Immusoft of CA, a clinical-stage biotechnology company developing engineered B cell therapies, announced on Monday that it has received Rare Pediatric Disease (RPD) designation from the US Food and Drug Administration (FDA) for ISP-002, an investigational therapy for the treatment of mucopolysaccharidosis type II (MPS II).

MPS II, also known as Hunter syndrome, is a rare, inherited lysosomal storage disorder caused by a deficiency of the enzyme iduronate-2-sulfatase (IDS).

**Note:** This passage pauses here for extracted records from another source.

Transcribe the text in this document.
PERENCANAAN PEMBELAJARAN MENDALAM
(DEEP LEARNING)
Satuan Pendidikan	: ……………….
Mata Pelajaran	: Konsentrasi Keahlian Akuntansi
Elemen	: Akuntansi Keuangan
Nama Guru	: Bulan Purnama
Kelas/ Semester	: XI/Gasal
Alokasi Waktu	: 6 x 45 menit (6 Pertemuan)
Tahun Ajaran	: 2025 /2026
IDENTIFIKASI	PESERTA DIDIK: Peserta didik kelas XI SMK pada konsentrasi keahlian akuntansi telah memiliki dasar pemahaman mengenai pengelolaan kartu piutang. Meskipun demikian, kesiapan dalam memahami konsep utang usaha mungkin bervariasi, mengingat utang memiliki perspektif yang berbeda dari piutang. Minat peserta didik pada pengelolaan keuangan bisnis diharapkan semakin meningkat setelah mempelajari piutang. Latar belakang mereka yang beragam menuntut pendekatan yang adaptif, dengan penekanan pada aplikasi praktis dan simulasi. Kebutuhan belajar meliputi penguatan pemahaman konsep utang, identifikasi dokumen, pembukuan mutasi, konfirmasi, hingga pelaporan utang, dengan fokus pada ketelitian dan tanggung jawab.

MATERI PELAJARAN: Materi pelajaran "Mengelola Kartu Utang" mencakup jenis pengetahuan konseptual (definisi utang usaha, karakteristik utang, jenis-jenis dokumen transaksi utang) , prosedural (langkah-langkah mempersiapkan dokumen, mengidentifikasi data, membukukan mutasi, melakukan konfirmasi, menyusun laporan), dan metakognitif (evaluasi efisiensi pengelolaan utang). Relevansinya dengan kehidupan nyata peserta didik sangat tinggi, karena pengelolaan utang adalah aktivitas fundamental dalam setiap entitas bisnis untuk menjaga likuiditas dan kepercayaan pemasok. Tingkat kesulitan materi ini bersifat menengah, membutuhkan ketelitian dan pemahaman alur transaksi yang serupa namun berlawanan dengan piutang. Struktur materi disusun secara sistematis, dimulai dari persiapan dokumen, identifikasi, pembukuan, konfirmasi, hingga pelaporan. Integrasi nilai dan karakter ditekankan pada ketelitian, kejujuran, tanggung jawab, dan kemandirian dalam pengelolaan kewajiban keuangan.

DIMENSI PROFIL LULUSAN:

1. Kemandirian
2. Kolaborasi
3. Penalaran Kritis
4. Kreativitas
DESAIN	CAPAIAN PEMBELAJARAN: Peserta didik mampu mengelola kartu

ISP-002 is designed to deploy a patient's own B cells as long-lived protein biofactories capable of continuously producing and secreting therapeutic levels of IDS.

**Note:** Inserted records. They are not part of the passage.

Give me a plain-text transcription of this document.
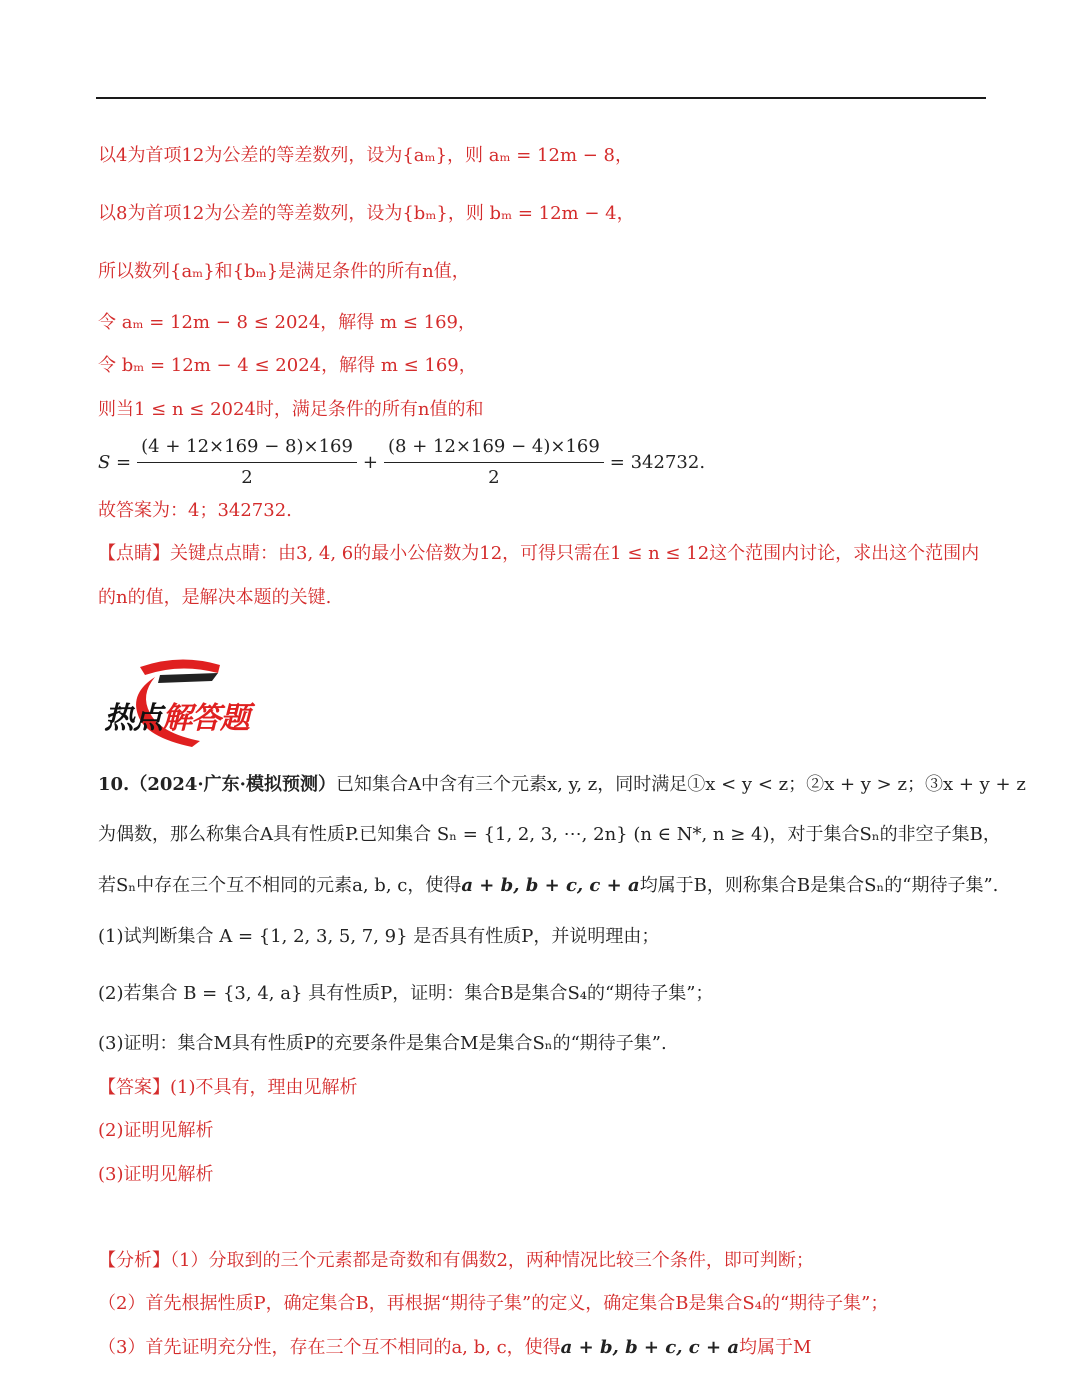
以4为首项12为公差的等差数列，设为{aₘ}，则 aₘ = 12m − 8，
以8为首项12为公差的等差数列，设为{bₘ}，则 bₘ = 12m − 4，
所以数列{aₘ}和{bₘ}是满足条件的所有n值，
令 aₘ = 12m − 8 ≤ 2024，解得 m ≤ 169，
令 bₘ = 12m − 4 ≤ 2024，解得 m ≤ 169，
则当1 ≤ n ≤ 2024时，满足条件的所有n值的和
$S = \frac{(4 + 12\times 169 - 8)\times 169}{2} + \frac{(8 + 12\times 169 - 4)\times 169}{2} = 342732$.
故答案为：4；342732.
【点睛】关键点点睛：由3, 4, 6的最小公倍数为12，可得只需在1 ≤ n ≤ 12这个范围内讨论，求出这个范围内
的n的值，是解决本题的关键.
热点解答题
10.（2024·广东·模拟预测）已知集合A中含有三个元素x, y, z，同时满足①x < y < z；②x + y > z；③x + y + z
为偶数，那么称集合A具有性质P.已知集合 Sₙ = {1, 2, 3, ⋯, 2n} (n ∈ N*, n ≥ 4)，对于集合Sₙ的非空子集B，
若Sₙ中存在三个互不相同的元素a, b, c，使得a + b, b + c, c + a均属于B，则称集合B是集合Sₙ的“期待子集”.
(1)试判断集合 A = {1, 2, 3, 5, 7, 9} 是否具有性质P，并说明理由；
(2)若集合 B = {3, 4, a} 具有性质P，证明：集合B是集合S₄的“期待子集”；
(3)证明：集合M具有性质P的充要条件是集合M是集合Sₙ的“期待子集”.
【答案】(1)不具有，理由见解析
(2)证明见解析
(3)证明见解析
【分析】（1）分取到的三个元素都是奇数和有偶数2，两种情况比较三个条件，即可判断；
（2）首先根据性质P，确定集合B，再根据“期待子集”的定义，确定集合B是集合S₄的“期待子集”；
（3）首先证明充分性，存在三个互不相同的a, b, c，使得a + b, b + c, c + a均属于M
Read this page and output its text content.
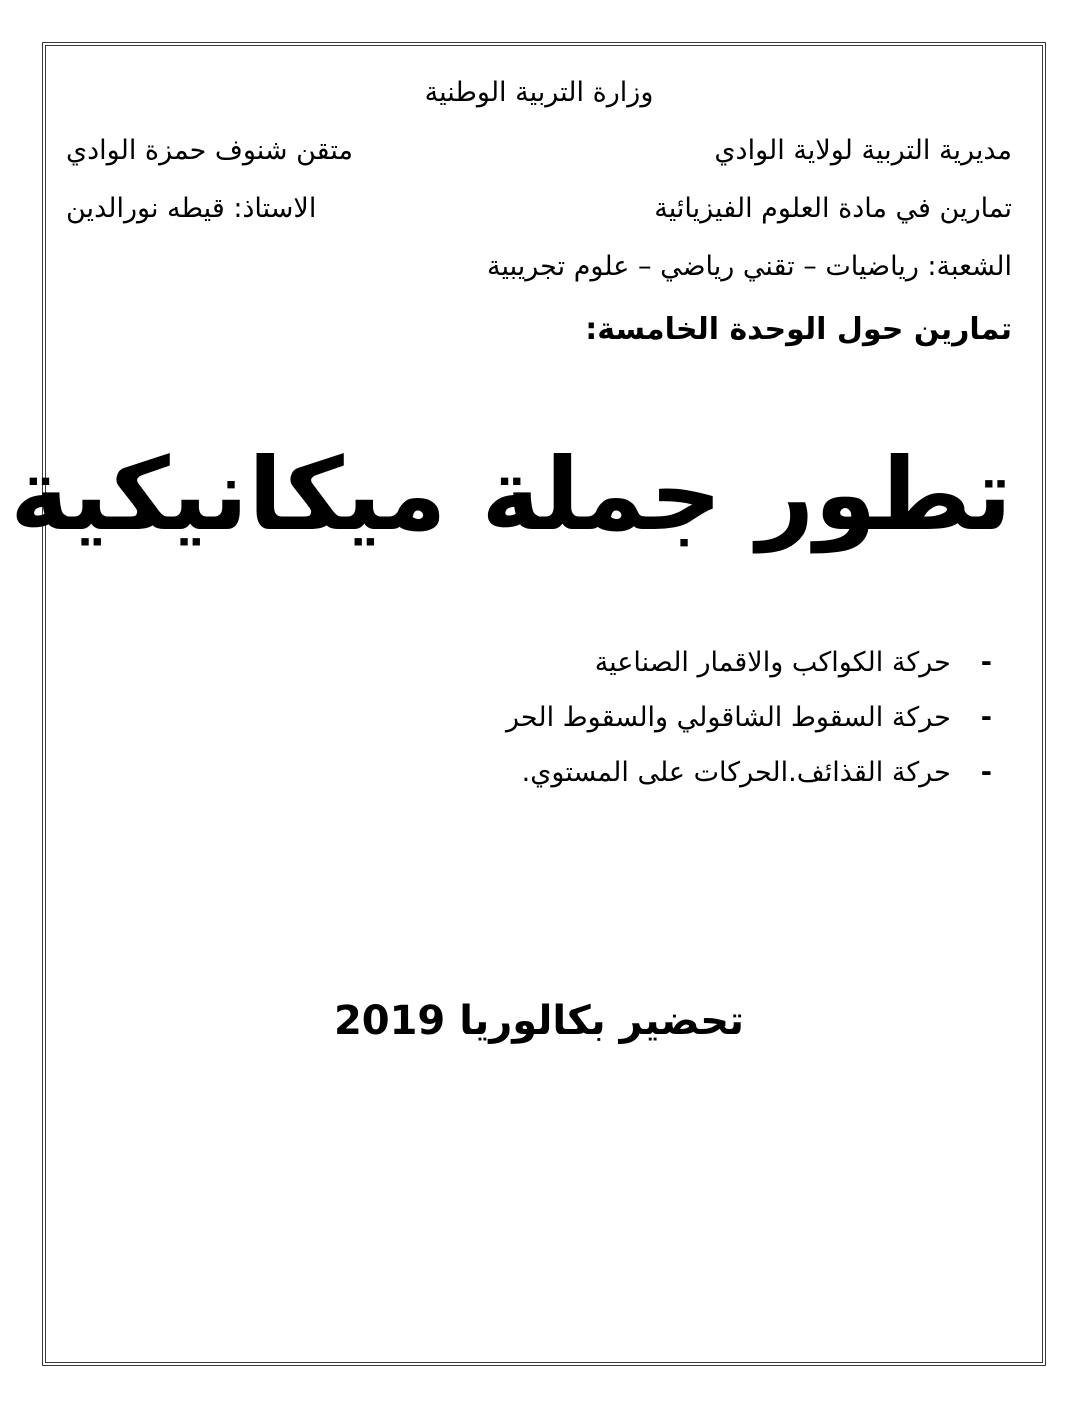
وزارة التربية الوطنية
مديرية التربية لولاية الوادي
متقن شنوف حمزة الوادي
تمارين في مادة العلوم الفيزيائية
الاستاذ: قيطه نورالدين
الشعبة: رياضيات – تقني رياضي – علوم تجريبية
تمارين حول الوحدة الخامسة:
تطور جملة ميكانيكية
-
حركة الكواكب والاقمار الصناعية
-
حركة السقوط الشاقولي والسقوط الحر
-
حركة القذائف.الحركات على المستوي.
تحضير بكالوريا 2019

The FDA offers RPD designation for serious or life-threatening diseases that mainly impact children 18 years old or younger, and affect fewer than 200,000 people nationwide.

Sean Ainsworth, Immusoft CEO, said: "The FDA's Rare Pediatric Disease designation for ISP-002 recognises the serious unmet medical need in paediatric patients with MPS II and underscores the potential of Immusoft's platform as a novel therapeutic approach. This designation supports our continued efforts to advance engineered B cell therapies designed to deliver durable protein expression while maintaining a favourable safety and tolerability profile."